New research suggests that a particular Asian diet staple contains nutrients that may be particularly good for keeping colon cancer at bay. Soy foods, eaten for thousands of years in Asia, and more recently added to the diet in the United States and Europe, contain nutrients called sphingadienes (sfing-ah-die-eens), or SDs.
It turns out that SDs can encourage damaged cells - the type of cells that can develop into cancer - to die, rather reproduce. The latest study suggests that SDs are particularly useful in colon cancer prevention. As well, these nutrients may help researchers develop medications for cancer treatment.

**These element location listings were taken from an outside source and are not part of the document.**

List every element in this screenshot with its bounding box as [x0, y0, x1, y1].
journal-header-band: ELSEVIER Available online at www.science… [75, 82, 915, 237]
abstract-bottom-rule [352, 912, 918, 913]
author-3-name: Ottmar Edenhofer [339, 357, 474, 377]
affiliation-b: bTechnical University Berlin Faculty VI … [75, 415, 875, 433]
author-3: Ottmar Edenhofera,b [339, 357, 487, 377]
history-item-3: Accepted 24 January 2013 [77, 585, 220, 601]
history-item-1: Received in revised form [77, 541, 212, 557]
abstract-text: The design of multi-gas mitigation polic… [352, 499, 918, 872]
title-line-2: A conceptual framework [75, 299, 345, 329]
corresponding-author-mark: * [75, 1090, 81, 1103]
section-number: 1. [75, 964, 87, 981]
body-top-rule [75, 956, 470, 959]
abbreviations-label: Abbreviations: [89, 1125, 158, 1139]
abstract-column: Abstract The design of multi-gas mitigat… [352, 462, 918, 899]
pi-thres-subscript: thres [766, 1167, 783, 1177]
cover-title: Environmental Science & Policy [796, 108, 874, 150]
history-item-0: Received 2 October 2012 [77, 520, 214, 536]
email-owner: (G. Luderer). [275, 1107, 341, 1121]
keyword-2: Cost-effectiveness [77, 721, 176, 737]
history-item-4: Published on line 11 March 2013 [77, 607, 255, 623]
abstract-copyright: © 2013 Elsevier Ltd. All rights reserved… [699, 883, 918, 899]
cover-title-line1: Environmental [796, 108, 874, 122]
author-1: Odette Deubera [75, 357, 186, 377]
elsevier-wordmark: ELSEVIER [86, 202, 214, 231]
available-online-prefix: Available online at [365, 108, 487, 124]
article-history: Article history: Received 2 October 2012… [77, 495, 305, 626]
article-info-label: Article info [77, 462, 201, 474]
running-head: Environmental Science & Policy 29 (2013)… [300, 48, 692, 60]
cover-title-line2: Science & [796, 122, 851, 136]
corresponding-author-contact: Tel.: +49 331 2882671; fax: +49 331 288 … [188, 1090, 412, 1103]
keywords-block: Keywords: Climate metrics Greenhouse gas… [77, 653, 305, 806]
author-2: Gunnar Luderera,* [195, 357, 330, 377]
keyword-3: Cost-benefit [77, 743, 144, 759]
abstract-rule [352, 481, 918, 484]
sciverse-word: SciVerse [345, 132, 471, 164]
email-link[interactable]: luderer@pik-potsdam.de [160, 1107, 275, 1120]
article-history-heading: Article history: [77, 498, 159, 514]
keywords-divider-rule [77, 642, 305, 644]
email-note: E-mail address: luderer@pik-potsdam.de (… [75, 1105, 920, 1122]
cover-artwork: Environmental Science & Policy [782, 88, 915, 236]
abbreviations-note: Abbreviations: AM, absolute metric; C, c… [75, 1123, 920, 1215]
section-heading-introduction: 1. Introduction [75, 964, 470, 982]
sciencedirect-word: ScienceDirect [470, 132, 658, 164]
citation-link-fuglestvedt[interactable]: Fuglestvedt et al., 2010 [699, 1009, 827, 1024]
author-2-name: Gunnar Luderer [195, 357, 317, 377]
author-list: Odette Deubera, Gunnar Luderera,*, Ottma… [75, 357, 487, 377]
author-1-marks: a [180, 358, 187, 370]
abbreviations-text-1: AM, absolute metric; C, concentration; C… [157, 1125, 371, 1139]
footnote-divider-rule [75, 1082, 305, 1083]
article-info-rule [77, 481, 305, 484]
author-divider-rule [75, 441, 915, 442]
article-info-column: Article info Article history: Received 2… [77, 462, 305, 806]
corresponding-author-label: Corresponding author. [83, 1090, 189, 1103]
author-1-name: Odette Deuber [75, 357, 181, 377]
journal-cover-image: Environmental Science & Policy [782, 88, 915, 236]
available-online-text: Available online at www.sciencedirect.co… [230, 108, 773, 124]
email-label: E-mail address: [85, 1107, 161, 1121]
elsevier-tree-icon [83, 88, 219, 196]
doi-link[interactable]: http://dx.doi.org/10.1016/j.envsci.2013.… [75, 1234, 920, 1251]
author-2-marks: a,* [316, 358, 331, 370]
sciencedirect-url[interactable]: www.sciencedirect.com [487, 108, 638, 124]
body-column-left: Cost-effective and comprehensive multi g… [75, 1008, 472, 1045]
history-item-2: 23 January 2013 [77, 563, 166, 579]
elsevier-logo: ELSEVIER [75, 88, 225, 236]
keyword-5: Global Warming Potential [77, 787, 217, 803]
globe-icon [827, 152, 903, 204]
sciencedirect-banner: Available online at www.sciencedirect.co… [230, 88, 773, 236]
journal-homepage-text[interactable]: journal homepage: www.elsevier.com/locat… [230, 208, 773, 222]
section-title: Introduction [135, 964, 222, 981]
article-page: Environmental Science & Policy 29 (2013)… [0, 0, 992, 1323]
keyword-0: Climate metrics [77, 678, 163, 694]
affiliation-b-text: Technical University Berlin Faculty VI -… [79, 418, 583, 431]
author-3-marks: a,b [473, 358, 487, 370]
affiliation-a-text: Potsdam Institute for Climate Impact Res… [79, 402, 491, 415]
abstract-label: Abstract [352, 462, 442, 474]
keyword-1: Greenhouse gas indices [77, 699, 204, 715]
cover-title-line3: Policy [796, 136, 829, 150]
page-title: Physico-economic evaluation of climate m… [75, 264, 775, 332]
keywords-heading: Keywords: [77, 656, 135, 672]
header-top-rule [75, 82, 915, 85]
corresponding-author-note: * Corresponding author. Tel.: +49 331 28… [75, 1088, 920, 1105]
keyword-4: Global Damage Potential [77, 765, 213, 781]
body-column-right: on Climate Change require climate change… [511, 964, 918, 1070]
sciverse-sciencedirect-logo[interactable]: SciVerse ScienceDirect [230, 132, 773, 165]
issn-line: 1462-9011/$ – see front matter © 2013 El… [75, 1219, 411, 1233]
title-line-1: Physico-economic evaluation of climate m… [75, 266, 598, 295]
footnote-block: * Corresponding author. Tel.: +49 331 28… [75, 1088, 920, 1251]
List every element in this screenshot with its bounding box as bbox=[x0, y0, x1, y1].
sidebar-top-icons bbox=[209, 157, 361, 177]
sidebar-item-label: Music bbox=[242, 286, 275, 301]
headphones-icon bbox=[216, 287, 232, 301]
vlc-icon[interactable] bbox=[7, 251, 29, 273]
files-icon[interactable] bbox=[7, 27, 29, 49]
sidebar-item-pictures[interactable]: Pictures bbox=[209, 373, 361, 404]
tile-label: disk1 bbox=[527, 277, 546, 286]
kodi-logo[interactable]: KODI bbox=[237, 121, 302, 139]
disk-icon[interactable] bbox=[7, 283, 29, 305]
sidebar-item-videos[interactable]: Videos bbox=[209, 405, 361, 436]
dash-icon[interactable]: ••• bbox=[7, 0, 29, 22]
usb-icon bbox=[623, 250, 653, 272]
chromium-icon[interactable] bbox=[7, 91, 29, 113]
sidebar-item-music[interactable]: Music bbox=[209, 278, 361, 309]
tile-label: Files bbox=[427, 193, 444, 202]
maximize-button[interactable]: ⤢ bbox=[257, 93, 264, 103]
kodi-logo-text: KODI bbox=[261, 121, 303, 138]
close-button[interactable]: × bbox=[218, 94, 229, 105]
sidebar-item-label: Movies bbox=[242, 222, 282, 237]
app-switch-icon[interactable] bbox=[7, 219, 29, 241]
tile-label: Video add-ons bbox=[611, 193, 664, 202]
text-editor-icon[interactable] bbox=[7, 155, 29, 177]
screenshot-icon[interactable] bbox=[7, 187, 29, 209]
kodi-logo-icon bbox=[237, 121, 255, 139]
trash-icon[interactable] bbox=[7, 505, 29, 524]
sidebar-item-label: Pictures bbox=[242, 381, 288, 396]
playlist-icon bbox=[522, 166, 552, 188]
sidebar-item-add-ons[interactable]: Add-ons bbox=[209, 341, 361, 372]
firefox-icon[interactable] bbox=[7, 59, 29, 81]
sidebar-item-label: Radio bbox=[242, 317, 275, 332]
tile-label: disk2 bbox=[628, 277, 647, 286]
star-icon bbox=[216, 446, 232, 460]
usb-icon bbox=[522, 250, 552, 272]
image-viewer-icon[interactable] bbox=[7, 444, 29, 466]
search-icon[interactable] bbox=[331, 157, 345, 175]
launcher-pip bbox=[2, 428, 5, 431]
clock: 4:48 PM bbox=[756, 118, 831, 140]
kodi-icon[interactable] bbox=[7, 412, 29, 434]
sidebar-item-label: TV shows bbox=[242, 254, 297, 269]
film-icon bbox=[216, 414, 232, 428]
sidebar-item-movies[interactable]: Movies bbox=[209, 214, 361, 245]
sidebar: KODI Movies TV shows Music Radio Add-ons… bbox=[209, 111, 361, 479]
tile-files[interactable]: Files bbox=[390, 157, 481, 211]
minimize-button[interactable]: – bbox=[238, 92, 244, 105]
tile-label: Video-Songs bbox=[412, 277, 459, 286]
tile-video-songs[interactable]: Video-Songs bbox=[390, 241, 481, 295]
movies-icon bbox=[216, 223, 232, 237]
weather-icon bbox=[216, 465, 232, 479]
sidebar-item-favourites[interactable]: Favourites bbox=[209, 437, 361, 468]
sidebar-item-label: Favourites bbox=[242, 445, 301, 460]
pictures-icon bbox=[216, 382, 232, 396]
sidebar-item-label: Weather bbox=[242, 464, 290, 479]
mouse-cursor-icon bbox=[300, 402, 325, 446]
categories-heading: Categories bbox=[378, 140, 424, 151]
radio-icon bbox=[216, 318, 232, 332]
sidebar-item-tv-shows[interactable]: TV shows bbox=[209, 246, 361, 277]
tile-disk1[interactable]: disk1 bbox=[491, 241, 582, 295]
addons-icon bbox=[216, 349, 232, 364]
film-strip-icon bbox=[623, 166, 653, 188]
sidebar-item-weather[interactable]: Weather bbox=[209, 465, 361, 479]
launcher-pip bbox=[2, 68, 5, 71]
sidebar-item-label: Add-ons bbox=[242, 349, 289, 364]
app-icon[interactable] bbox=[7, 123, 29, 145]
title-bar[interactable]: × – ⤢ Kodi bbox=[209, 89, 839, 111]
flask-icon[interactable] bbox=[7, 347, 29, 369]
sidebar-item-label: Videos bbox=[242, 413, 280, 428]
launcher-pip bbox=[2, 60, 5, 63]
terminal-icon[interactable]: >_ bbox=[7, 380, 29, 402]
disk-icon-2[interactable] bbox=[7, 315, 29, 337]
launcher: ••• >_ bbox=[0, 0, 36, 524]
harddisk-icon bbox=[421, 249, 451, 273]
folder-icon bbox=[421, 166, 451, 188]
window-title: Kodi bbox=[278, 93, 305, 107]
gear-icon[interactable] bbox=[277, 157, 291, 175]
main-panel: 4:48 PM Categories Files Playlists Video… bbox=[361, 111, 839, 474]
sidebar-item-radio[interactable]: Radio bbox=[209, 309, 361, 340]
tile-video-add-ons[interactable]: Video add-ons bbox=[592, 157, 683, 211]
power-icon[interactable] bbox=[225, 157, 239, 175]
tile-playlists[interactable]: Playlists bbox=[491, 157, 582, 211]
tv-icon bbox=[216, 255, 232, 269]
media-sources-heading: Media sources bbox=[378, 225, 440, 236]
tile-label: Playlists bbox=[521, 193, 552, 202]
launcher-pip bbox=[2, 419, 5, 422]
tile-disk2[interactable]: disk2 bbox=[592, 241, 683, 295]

Is soy for you? Unless you have a medical reason to avoid soy, such as a food allergy, soy can be a healthful addition to your diet. The best way to incorporate soy into your diet is to stick to whole soy foods. You want to get most of your soy from what is found in traditional, healthful, Asian diets, such as tofu, tempeh, and miso. Soy milk also can be used to add soy into your eating routine.
Whole soy foods are best because these are the foods that have been eaten for thousands of years in many places throughout the world. We know they are healthy and safe to eat. And these are the same foods that research suggests have the best cancer prevention activity. They are natural, they are minimally processed, and they are a good source of SDs and other beneficial nutrients.
You should not load up on soy supplements, powders, or pills. Also steer clear of a lot of soy-fortified or soy-infused processed foods, such as chips and crackers made with soy and high-sodium soy "meat". Enjoying small amounts of these processed soy foods in moderation is fine, but like all processed food, they contain a lot of salt (sodium) and preservatives, neither of which are good in large amounts.